Che stress provocano questi grandi eventi sulle modelle?

Si corre da una sfilata all’altra in una girandola interminabile di eventi e si finisce col mangiare cibo spazzatura e dormire poco.

Controllo sull’età, divieto di alcool e tabacco nel backstage, presenza di educatori alimentari: queste le misure per le sfilate di New York. Secondo lei sono necessarie?

È sicuramente una bellissima cosa che però molto spesso viene bypassata. Sono misure prese ufficialmente per far sembrare che ci sia controllo, ma, a mio parere, queste verifiche non verranno fatte.

Perché non si riesce a renderle effettive?

Non mi sembrano misure difficili da mettere in atto, ma il problema è che, contrariamente a quanto viene pubblicizzato nelle campagne degli ultimi anni, ad esempio, contro i disturbi alimentari, gli stilisti continuano a richiedere ragazze molto magre, al limite dell’anoressia. E alla fine è quel modello di donna che trova lavoro nel mondo della moda.

Le probabilità di cadere in una vita sregolata sono maggiori per ragazze molto giovani?

Sicuramente le modelle più giovani saranno un po’ spaesate, ma il punto è che per fare questo lavoro ci vuole forza di volontà e una salda educazione alle spalle, che la maggior parte non ha. Ritengo che il problema non sia tanto l’età: se una ragazza è debole di fondo non vedo molta differenza tra i 16 e i 18 anni.
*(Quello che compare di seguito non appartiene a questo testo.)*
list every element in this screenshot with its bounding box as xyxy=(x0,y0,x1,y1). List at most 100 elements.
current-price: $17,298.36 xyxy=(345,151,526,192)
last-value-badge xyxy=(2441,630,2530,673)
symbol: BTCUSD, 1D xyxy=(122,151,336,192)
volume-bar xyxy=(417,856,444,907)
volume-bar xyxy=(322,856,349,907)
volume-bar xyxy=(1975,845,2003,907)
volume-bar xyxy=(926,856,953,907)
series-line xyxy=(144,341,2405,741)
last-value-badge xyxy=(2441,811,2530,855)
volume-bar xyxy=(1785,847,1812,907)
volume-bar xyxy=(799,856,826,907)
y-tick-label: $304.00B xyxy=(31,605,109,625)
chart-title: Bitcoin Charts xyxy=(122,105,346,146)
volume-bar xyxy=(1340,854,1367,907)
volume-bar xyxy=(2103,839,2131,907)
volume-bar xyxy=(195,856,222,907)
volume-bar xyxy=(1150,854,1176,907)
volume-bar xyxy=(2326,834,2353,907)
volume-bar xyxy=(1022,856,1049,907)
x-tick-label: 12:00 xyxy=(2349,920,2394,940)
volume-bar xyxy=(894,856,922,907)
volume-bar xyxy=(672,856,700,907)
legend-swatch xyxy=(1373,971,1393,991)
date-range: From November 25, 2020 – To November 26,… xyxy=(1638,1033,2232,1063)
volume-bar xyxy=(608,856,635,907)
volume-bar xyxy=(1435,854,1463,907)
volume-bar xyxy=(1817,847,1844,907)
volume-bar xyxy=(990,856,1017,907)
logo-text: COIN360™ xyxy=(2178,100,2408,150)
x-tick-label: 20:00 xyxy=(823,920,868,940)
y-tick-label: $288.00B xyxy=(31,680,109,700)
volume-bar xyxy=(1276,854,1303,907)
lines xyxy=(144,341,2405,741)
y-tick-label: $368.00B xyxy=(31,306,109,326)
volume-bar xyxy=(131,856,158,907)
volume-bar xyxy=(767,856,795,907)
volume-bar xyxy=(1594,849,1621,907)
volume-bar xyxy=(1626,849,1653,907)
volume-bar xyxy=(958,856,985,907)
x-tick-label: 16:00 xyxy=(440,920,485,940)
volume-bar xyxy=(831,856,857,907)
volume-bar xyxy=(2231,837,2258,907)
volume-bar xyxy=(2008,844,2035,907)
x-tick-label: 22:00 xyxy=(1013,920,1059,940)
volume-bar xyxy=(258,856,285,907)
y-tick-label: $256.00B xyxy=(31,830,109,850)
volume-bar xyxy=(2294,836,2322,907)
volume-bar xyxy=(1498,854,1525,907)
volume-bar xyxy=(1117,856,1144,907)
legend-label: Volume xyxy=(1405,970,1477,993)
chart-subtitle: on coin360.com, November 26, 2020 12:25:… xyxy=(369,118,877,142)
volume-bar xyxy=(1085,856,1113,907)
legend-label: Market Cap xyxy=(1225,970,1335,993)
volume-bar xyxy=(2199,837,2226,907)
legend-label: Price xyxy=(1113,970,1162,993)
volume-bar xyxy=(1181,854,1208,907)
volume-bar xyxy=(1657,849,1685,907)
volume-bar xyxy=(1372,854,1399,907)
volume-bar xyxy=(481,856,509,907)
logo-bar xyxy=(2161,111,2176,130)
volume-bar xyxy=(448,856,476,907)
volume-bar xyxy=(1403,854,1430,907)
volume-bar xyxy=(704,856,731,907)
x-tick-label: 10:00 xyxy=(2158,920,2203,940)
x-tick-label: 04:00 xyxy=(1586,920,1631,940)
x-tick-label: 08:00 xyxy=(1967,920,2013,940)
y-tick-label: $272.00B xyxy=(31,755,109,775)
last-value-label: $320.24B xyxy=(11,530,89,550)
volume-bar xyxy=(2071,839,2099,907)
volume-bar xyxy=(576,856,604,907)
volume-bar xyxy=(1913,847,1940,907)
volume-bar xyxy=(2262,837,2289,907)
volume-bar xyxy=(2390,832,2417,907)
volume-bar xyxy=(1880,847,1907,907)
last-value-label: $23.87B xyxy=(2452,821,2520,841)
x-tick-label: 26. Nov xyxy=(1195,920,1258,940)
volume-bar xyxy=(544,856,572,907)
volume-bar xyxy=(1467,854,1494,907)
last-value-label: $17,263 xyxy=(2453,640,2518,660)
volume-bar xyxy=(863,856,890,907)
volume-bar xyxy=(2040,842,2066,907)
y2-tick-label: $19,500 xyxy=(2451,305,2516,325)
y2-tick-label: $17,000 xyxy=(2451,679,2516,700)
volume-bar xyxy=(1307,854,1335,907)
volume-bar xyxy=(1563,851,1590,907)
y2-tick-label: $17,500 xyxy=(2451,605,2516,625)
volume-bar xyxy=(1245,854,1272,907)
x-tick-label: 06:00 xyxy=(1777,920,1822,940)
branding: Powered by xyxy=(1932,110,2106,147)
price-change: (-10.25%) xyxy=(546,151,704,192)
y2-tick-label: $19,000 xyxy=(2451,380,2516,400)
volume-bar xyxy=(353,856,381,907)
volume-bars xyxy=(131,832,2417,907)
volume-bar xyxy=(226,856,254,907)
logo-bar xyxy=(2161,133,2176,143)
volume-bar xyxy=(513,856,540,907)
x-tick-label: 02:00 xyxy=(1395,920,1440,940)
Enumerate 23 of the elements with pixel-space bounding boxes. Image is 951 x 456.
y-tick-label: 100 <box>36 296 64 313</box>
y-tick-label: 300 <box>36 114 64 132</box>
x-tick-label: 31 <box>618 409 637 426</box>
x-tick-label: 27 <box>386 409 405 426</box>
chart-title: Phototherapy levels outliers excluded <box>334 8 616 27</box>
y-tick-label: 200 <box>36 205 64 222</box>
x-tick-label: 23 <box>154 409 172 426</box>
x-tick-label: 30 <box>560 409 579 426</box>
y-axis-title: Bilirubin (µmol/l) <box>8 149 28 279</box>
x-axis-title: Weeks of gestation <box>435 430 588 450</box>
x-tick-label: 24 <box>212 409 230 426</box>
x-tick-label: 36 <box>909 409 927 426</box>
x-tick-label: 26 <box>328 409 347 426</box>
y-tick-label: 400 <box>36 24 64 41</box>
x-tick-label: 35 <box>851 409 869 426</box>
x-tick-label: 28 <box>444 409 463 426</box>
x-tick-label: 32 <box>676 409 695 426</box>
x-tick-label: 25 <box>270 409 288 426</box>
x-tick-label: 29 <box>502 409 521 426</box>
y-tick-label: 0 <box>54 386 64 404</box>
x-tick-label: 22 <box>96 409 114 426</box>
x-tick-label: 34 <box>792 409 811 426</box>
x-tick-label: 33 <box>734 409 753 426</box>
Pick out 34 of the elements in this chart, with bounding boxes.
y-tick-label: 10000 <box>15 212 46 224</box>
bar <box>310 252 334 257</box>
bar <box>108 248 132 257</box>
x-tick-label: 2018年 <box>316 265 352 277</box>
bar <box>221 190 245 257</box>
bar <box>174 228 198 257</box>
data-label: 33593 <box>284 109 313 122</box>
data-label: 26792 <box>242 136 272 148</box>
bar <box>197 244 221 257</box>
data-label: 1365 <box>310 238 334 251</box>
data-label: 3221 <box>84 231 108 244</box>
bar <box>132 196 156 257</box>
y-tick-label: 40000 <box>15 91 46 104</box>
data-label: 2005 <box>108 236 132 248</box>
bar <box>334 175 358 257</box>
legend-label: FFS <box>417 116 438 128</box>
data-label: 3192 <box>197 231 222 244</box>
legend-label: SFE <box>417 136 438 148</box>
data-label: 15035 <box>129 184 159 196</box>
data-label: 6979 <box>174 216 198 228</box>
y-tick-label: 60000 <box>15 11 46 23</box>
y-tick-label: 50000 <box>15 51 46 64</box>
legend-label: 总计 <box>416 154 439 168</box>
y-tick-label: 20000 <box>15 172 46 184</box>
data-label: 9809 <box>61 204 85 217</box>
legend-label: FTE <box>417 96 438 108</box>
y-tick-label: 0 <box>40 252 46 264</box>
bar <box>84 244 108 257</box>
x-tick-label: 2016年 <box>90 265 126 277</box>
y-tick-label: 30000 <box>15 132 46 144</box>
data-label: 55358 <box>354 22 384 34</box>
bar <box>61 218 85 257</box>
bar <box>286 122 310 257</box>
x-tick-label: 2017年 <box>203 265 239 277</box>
La modella Sara Ziff, supportata dalla stilista Diane von Furstenberg, lancia l’idea di un sindacato. Ce n’è bisogno?

Forse oggi di modelle ce ne sono troppe, dato che tutte le ragazze vogliono fare questo lavoro. Però è una notizia che mi lascia un po’ perplessa. Potrebbero essere più protette, ma forse anche più facili da sfruttare. Se alla direzione ci sono ex modelle che conoscono bene i problemi del mestiere, già è una garanzia. Anche se garanzie in quel mondo non esistono.

Cos’è cambiato rispetto al passato, quando tutte queste problematiche non esistevano o non se ne parlava?

Un tempo il lavoro di modella era più sentito. Oggi si passa da una sfilata all’altra senza avere il tempo di assorbire il messaggio dello stilista. Tutte le sfilate si assomigliano: il trucco, i capelli, l’andatura, è tutto uguale tanto da farle sembrare finte. Prima era più vero.